See the OP.
It is the idea that folks have to vote for her when they feel she hasn't earned their vote.
"Fall in line" is basically the worst thing you can say to convince a Sanders supporter. His entire career has been about fighting for what he thinks is right.
There is a difference between compromise and compromising your principles.
This strikes me as a misunderstanding of the argument. Although, admittedly, the OP is a terrible standard bearer for it since it's just a pile of undifferentiated rage.
I think a certain amount of disconnect here is just about what voting is and what it means. The argument most Hillary supporters are putting forward is based on a model of voting which is something like:
* All candidates put forward a policy platform
* All voters weigh their policy preferences and the perceived likelihood of each candidate achieving their policy goals and rank the policy platforms in order of preference (if you only have policy preferences that don't appear on any platform, you have to do something like rank the platforms based on which one is most likely to create future platforms that do contain your preferences)
* Voters then vote for the candidate with the policy platform they prefer the most or disprefer the least, factoring in success probability
* The candidate that is elected then governs more or less towards that policy platform
In this model your vote is primarily a small opportunity for you to control the policy outcomes of the country. Note that in this model any third-party vote or absent vote is more or less totally irrational because the third-party candidates have approximately zero probability of winning and enacting their policy goals.*
So most of their arguments are basically "if you prefer Bernie's policy platform to Hillary's, then your demonstrated preferences are such that you are likely to prefer Hillary's policy platform to Trump's; therefore doing anything other than voting for Hillary is irrational."

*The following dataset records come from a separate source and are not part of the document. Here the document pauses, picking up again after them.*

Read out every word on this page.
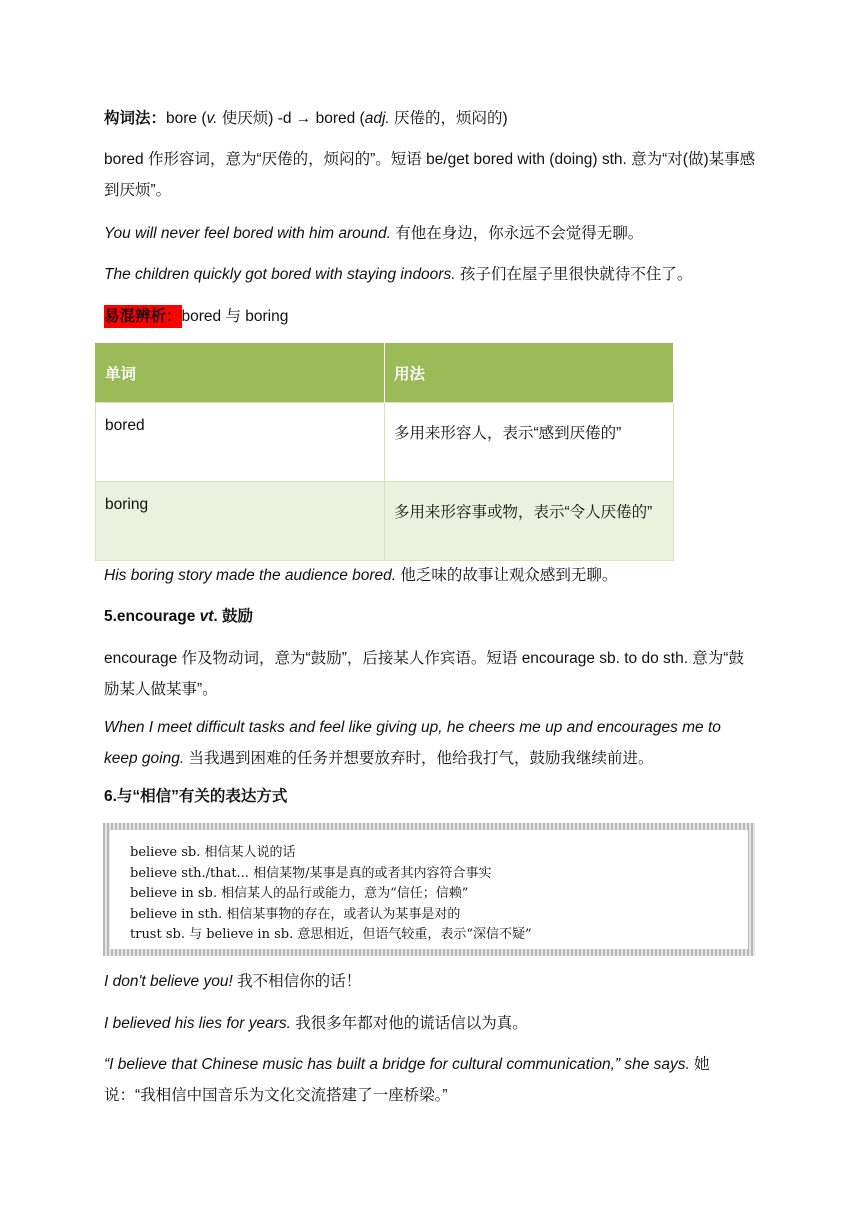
构词法：bore (v. 使厌烦) -d → bored (adj. 厌倦的，烦闷的)
bored 作形容词，意为“厌倦的，烦闷的”。短语 be/get bored with (doing) sth. 意为“对(做)某事感到厌烦”。
You will never feel bored with him around. 有他在身边，你永远不会觉得无聊。
The children quickly got bored with staying indoors. 孩子们在屋子里很快就待不住了。
易混辨析：bored 与 boring
His boring story made the audience bored. 他乏味的故事让观众感到无聊。
5.encourage vt. 鼓励
encourage 作及物动词，意为“鼓励”，后接某人作宾语。短语 encourage sb. to do sth. 意为“鼓励某人做某事”。
When I meet difficult tasks and feel like giving up, he cheers me up and encourages me to keep going. 当我遇到困难的任务并想要放弃时，他给我打气，鼓励我继续前进。
6.与“相信”有关的表达方式
I don't believe you! 我不相信你的话！
I believed his lies for years. 我很多年都对他的谎话信以为真。
“I believe that Chinese music has built a bridge for cultural communication,” she says. 她说：“我相信中国音乐为文化交流搭建了一座桥梁。”
单词	用法
bored	多用来形容人，表示“感到厌倦的”
boring	多用来形容事或物，表示“令人厌倦的”
believe sb. 相信某人说的话
believe sth./that... 相信某物/某事是真的或者其内容符合事实
believe in sb. 相信某人的品行或能力，意为“信任；信赖”
believe in sth. 相信某事物的存在，或者认为某事是对的
trust sb. 与 believe in sb. 意思相近，但语气较重，表示“深信不疑”
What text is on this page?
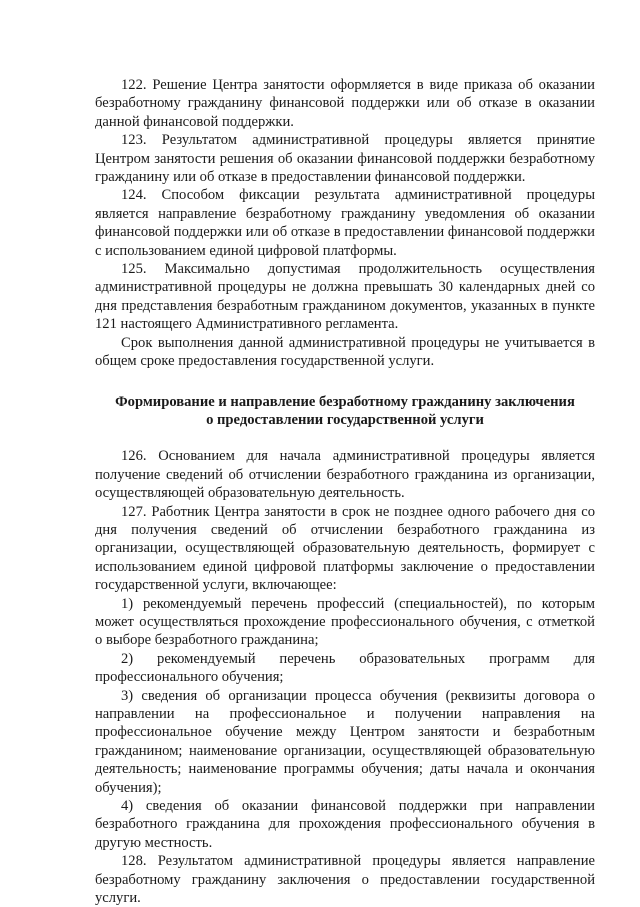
122. Решение Центра занятости оформляется в виде приказа об оказании безработному гражданину финансовой поддержки или об отказе в оказании данной финансовой поддержки.

123. Результатом административной процедуры является принятие Центром занятости решения об оказании финансовой поддержки безработному гражданину или об отказе в предоставлении финансовой поддержки.

124. Способом фиксации результата административной процедуры является направление безработному гражданину уведомления об оказании финансовой поддержки или об отказе в предоставлении финансовой поддержки с использованием единой цифровой платформы.

125. Максимально допустимая продолжительность осуществления административной процедуры не должна превышать 30 календарных дней со дня представления безработным гражданином документов, указанных в пункте 121 настоящего Административного регламента.

Срок выполнения данной административной процедуры не учитывается в общем сроке предоставления государственной услуги.

Формирование и направление безработному гражданину заключения
о предоставлении государственной услуги

126. Основанием для начала административной процедуры является получение сведений об отчислении безработного гражданина из организации, осуществляющей образовательную деятельность.

127. Работник Центра занятости в срок не позднее одного рабочего дня со дня получения сведений об отчислении безработного гражданина из организации, осуществляющей образовательную деятельность, формирует с использованием единой цифровой платформы заключение о предоставлении государственной услуги, включающее:

1) рекомендуемый перечень профессий (специальностей), по которым может осуществляться прохождение профессионального обучения, с отметкой о выборе безработного гражданина;

2) рекомендуемый перечень образовательных программ для профессионального обучения;

3) сведения об организации процесса обучения (реквизиты договора о направлении на профессиональное и получении направления на профессиональное обучение между Центром занятости и безработным гражданином; наименование организации, осуществляющей образовательную деятельность; наименование программы обучения; даты начала и окончания обучения);

4) сведения об оказании финансовой поддержки при направлении безработного гражданина для прохождения профессионального обучения в другую местность.

128. Результатом административной процедуры является направление безработному гражданину заключения о предоставлении государственной услуги.
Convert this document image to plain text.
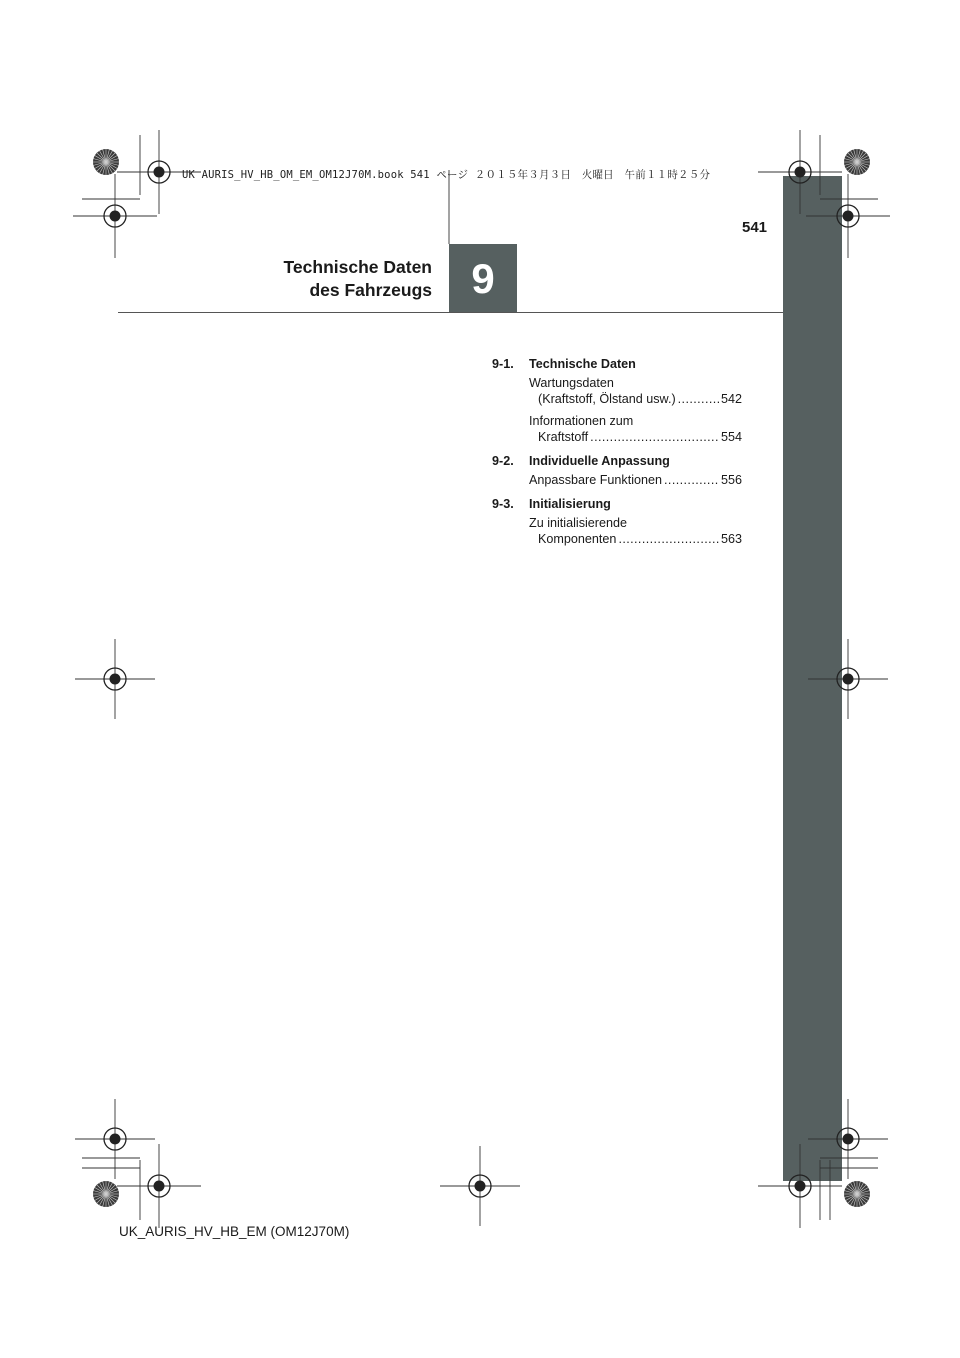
UK AURIS_HV_HB_OM_EM_OM12J70M.book 541 ページ ２０１５年３月３日　火曜日　午前１１時２５分
541
Technische Daten
des Fahrzeugs 9
9-1.	Technische Daten
Wartungsdaten
(Kraftstoff, Ölstand usw.) .....	542
Informationen zum
Kraftstoff .....	554
9-2.	Individuelle Anpassung
Anpassbare Funktionen .....	556
9-3.	Initialisierung
Zu initialisierende
Komponenten .....	563
UK_AURIS_HV_HB_EM (OM12J70M)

I think this is fine as far as it goes, minus the, you know, rage. But this is not necessarily the election model that a lot of people have, and I think that's creating disconnect.
For example, when I hear people say "why should I vote for a candidate I don't like" it suggests to me an election model that goes something like:
* Each candidate makes an appeal to voters to convince them that they are the best person to run the country
* Each voter chooses whichever candidate has convinced them, or no candidate if nobody has convinced them
In this model your vote is a personal stamp of approval rather than an exercise of your sovereign franchise.
This is probably a pretty common model among a lot of voters, and not an unreasonable one to have -- it sounds a lot like what you would expect a democracy to be. Obviously there are a lot of people who don't agree with it and think it is "not tactical." But arguments based on Hillary being the rational choice don't do a lot for people who are concerned with personal appeal. If you were convinced that Bernie Sanders would do a good job of running the country, and you are not convinced that Hillary Clinton would do a good job, then the argument that her policy platform is preferable to Donald's seems somewhat out of the blue.
There are a lot of other difficulties along these lines as well. For example, there are a few posters who have said something like "Donald Trump has said he will do policy X, but I don't believe him, I think he will do policy Y." These people seem to be applying more or less the rational policy preference model; however, their approach to identifying a candidate's platform is nonstandard for some reason. That is a totally different argument to have!
Anyway, that is more or less why I think these threads go so poorly (along with, like, the fact that this is a dumb point in time to be arguing with Sanders supporters that they should support Hillary). It's not necessarily about the candidates or the policy every time. Sometimes it's just about how we understand democracy and franchise to work.
* I said more or less! I think, for example, the argument that voting Green in California is a mechanism for convincing the Democratic Party to be more liberal is pretty solid and defensible.